I watch Kelly warm up, so poised and unafraid at fifteen, so much like Peck. I wonder if she even needs me. I remember after she was born, how Peck could calm her when she cried, the way he would carry her outside onto the dock by the marsh or drive along the beach until she fell asleep. When Kelly was old enough to walk, he took her to play in the ocean and later taught her to surf and fish, catch crabs or dig for clams at low tide. They were inseparable. When I began our trips back to the mountains to get away from the heat and the marsh, her time away from Peck was tolerated. And even though I know Kelly loved being with her grandmother, the mountains were just too far away. She would climb up Sunset Rock or to the top of Whiteside Mountain, look as far east as she could, take a deep breath only to announce that there was no smell of the ocean in the air, and that would seem to negate the legitimacy of our stay. Low country is in her blood, but not a drop pulses through me. It used to disturb me to think Kelly was more Pecks than mine. It used to tie me up in knots for days, but now it seems to matter less.
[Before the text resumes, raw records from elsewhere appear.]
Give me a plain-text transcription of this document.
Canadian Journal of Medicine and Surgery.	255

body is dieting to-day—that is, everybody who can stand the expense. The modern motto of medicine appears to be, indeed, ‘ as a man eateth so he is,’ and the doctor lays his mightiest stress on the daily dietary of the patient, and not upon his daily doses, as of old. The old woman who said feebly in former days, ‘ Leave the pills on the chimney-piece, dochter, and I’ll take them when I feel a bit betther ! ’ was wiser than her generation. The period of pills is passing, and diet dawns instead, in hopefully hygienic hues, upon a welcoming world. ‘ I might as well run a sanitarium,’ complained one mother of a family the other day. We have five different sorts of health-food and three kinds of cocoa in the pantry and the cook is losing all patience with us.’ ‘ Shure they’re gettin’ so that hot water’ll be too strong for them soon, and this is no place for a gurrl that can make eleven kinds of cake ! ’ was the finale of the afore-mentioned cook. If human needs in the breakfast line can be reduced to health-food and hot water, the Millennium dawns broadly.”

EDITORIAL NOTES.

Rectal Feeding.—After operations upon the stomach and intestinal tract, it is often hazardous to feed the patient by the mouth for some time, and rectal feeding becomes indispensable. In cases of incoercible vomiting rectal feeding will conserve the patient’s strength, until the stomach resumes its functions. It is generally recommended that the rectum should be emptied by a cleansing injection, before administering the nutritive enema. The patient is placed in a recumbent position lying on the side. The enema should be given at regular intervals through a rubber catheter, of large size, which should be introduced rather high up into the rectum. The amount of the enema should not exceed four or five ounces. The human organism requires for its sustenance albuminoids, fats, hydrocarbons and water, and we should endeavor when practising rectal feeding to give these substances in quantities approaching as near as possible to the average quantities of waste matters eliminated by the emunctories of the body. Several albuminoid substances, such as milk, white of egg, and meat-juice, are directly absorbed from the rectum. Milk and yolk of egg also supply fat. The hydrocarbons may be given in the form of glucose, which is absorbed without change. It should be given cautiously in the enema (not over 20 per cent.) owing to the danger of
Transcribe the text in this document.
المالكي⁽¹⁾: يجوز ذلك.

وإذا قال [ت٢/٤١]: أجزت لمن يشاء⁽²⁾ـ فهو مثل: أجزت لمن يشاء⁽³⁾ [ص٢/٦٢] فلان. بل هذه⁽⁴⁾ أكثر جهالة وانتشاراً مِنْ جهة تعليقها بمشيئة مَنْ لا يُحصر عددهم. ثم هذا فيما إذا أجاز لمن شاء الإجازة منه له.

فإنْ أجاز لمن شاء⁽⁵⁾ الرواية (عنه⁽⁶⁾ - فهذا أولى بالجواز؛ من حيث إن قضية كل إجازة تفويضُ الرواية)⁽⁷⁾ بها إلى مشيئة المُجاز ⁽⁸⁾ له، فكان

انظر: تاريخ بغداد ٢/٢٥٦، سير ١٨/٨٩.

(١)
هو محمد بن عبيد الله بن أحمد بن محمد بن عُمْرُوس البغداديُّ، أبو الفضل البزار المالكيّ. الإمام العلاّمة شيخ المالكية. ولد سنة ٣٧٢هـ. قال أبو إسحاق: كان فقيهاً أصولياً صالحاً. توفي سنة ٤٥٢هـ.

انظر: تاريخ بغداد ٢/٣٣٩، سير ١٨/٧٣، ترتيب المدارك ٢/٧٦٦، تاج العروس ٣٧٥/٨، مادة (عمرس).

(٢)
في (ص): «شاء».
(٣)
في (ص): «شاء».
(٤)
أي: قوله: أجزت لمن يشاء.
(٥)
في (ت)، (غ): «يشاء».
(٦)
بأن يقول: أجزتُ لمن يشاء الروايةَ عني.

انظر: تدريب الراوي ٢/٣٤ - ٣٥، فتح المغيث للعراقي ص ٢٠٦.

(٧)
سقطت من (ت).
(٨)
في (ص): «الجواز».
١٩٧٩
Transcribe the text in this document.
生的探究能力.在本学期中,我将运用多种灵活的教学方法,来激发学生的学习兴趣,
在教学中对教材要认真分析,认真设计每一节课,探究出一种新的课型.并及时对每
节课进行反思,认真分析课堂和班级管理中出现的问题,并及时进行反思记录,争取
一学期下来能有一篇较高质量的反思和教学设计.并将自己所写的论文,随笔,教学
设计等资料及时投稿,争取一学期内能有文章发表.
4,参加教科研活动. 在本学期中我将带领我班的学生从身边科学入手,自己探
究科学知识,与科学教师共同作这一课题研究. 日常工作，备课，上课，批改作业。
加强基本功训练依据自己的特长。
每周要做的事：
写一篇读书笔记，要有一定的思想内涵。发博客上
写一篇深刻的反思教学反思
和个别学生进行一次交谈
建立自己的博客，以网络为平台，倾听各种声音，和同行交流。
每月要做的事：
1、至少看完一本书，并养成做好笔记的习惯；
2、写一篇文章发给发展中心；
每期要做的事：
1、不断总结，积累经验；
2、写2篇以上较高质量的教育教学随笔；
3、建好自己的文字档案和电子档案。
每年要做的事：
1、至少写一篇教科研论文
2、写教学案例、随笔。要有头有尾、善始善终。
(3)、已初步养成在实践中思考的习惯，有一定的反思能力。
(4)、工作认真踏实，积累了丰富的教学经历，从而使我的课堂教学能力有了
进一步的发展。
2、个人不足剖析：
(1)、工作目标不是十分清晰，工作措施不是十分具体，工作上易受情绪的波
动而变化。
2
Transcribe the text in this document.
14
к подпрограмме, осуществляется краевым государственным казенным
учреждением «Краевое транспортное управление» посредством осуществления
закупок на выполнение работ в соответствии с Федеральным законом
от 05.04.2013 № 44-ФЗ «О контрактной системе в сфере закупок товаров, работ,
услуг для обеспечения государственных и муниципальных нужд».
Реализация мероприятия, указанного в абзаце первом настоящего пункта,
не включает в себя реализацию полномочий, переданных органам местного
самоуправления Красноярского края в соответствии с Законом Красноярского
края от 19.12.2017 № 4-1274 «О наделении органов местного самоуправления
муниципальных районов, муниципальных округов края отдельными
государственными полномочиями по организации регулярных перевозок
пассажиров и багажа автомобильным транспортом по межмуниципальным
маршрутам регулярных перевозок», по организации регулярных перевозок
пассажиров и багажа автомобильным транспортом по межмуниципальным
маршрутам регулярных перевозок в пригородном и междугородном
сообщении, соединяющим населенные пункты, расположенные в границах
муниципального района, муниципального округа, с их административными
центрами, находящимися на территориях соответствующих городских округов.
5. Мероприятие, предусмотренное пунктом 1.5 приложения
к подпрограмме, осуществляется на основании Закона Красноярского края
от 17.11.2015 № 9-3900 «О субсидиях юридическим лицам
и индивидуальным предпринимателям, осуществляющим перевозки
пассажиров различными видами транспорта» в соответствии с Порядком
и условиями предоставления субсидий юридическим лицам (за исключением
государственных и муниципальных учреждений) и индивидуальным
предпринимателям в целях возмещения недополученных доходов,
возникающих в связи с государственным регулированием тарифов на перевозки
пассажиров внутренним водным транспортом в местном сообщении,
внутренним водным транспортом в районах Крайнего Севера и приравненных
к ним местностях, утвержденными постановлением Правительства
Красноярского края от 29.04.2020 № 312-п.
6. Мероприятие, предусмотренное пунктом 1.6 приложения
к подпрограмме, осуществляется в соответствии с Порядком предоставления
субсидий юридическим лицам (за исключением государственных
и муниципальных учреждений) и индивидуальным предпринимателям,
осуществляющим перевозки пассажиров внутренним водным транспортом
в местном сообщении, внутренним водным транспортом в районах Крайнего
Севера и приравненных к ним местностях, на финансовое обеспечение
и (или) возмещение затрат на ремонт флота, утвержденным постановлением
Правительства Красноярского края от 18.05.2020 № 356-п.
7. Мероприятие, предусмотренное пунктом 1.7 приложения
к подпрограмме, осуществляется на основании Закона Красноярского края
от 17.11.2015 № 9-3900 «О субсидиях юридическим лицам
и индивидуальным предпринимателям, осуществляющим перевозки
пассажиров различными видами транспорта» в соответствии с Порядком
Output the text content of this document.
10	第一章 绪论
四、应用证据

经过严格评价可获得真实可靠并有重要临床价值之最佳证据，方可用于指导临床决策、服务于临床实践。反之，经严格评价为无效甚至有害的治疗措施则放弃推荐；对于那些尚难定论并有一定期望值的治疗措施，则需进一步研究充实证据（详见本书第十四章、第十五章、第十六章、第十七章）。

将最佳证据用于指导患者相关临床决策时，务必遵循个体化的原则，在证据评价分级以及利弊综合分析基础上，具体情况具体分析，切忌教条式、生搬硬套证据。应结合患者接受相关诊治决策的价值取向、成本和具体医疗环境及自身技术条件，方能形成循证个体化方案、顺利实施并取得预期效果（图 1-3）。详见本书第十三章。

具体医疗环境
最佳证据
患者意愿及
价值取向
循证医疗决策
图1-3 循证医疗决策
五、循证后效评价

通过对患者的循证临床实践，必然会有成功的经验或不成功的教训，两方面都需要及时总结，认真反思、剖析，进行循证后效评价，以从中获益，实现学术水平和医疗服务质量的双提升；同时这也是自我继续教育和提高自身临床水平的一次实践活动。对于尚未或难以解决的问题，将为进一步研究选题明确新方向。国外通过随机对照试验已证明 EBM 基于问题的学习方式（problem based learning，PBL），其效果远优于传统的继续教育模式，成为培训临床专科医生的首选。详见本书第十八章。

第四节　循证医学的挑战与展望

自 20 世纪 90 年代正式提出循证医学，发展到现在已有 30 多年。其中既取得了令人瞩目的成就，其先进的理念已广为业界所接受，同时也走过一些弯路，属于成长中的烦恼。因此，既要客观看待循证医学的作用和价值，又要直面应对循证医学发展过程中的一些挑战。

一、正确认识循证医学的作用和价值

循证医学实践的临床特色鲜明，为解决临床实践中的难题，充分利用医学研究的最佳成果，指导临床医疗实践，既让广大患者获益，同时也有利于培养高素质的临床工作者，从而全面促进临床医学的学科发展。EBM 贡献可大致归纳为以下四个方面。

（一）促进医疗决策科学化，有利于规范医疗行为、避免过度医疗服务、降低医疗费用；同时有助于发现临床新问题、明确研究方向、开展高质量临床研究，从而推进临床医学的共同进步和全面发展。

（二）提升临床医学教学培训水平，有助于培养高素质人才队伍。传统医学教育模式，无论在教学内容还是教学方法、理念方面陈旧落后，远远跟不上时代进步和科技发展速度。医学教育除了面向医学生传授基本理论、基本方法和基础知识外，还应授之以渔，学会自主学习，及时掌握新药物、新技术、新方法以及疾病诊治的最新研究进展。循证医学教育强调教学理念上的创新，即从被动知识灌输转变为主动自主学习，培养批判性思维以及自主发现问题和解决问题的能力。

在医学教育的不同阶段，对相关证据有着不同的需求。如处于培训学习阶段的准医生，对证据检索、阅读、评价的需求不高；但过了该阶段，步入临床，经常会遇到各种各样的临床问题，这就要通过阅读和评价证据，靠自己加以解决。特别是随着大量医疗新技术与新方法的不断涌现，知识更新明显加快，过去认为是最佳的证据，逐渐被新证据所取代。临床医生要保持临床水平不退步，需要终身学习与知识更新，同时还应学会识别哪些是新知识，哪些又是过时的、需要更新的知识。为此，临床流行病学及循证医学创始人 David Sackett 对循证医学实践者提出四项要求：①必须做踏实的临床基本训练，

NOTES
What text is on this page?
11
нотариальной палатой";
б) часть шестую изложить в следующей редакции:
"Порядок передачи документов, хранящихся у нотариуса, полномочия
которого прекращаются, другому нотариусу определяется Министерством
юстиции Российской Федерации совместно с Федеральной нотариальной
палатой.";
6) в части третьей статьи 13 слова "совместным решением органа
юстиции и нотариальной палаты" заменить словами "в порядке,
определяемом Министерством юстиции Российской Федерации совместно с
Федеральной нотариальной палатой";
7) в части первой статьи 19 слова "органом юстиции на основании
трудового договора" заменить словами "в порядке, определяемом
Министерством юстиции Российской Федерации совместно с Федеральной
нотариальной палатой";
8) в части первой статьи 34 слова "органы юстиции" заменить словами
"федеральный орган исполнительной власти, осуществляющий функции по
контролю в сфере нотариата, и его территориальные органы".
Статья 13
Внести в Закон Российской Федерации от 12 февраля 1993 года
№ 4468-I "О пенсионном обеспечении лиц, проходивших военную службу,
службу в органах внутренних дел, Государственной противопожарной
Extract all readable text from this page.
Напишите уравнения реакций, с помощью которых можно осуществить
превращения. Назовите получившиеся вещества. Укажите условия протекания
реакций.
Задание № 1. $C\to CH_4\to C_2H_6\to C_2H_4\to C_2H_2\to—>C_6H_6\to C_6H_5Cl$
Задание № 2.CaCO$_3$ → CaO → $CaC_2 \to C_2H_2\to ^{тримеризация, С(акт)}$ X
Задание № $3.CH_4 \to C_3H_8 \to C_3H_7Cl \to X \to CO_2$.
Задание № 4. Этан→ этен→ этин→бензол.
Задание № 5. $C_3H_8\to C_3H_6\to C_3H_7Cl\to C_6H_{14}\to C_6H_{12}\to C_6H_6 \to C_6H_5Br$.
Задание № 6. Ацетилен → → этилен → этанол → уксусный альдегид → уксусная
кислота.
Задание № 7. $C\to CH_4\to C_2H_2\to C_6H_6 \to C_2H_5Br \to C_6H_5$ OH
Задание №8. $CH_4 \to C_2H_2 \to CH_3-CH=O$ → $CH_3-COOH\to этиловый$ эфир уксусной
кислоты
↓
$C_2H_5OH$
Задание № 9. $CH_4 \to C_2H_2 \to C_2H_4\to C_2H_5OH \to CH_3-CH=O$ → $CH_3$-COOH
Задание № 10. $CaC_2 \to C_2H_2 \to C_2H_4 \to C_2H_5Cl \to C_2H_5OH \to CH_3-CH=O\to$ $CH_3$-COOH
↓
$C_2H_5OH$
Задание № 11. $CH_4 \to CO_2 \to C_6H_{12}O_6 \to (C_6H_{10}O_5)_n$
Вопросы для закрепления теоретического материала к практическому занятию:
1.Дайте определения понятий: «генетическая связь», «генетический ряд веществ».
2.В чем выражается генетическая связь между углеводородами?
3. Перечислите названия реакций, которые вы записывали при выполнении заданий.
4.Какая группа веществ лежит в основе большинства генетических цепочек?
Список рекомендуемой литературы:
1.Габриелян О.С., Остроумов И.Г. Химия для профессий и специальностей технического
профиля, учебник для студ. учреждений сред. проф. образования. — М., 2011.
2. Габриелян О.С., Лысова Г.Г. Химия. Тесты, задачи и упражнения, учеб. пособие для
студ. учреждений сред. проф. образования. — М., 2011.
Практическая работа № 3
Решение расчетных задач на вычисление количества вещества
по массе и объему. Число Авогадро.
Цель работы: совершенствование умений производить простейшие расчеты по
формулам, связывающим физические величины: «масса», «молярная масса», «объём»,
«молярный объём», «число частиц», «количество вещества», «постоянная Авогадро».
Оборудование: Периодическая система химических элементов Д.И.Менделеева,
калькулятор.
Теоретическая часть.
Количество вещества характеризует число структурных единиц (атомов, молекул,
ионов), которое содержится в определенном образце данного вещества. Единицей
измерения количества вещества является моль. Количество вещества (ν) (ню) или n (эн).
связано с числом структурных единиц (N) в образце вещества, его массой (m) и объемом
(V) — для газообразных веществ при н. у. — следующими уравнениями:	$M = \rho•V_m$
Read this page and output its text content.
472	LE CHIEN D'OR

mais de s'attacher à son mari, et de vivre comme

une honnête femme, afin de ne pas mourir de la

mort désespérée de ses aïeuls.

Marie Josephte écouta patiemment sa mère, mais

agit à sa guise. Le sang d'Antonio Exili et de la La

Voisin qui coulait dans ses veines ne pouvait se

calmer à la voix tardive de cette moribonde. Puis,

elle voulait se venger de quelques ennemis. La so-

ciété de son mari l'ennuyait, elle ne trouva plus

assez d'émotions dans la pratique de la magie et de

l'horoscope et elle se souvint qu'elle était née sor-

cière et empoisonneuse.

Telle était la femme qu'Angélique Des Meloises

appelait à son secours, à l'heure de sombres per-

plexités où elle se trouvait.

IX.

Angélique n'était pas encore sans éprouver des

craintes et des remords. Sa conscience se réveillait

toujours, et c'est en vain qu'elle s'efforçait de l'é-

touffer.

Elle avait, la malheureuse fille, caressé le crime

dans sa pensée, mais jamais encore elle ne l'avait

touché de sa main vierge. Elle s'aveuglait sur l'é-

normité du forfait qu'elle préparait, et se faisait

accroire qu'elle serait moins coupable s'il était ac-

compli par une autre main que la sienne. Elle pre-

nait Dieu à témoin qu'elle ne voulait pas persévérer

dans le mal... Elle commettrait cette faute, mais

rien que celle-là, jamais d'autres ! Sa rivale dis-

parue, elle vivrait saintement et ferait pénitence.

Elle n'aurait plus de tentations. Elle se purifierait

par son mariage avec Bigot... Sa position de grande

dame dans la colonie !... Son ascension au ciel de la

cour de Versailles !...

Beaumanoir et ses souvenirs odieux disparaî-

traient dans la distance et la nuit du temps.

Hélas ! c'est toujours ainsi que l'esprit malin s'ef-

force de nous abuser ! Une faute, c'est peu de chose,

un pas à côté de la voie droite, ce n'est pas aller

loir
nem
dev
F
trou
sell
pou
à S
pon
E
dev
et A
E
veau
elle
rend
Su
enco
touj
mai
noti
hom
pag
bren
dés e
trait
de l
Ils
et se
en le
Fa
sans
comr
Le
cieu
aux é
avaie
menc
I have read in magazines that everyone has the right to go and find themselves, do your own thing, they say. I tried talking to Clay about this when we stopped for lunch today, but Kelly was mad at the world because Peck wasn't the one bringing her to the game. She was just ugly—not a good way to start out my new life, but I didn't care. I ignored her, ate my Hardee's hamburger, and told Clay that today was the first day of the rest of my life. I said, “I feel like Jonathan Livingston Seagull.”
Kelly looked up from her meal then, said, “Momma, seagulls are dumb birds. All they eat is other people's trash.”
Jonathan Livingston Seagull was an assigned book from Kelly's high school English class, so I know she read it. I know she doesn't think that about Jonathan because she's the one who told me to read it. Right then she was just so angry at me. I told her to shut up, said, “You know what I mean.” Clay sat there with the dumbest look on his face. A fireman like Peck, I don't think he's read a thing since college, unless it had something to do with smoke and flames. “I feel free,” I said, looking at both of them. “I just feel free, that's all I was trying to say.”
I watch seagulls differently now, the way they float out on a breeze, cut loose, free. No limits, Jonathan, that's what the book said. I don't want limits either, no matter how mad Kelly gets at me.
She's on the mound when a gust of hot wind gets itself tangled up on the infield, the sand and shell surface whipping up into a small tornado. The girls cover their faces with gloves, arms over eyes until it passes, leaving the air dusty and parched.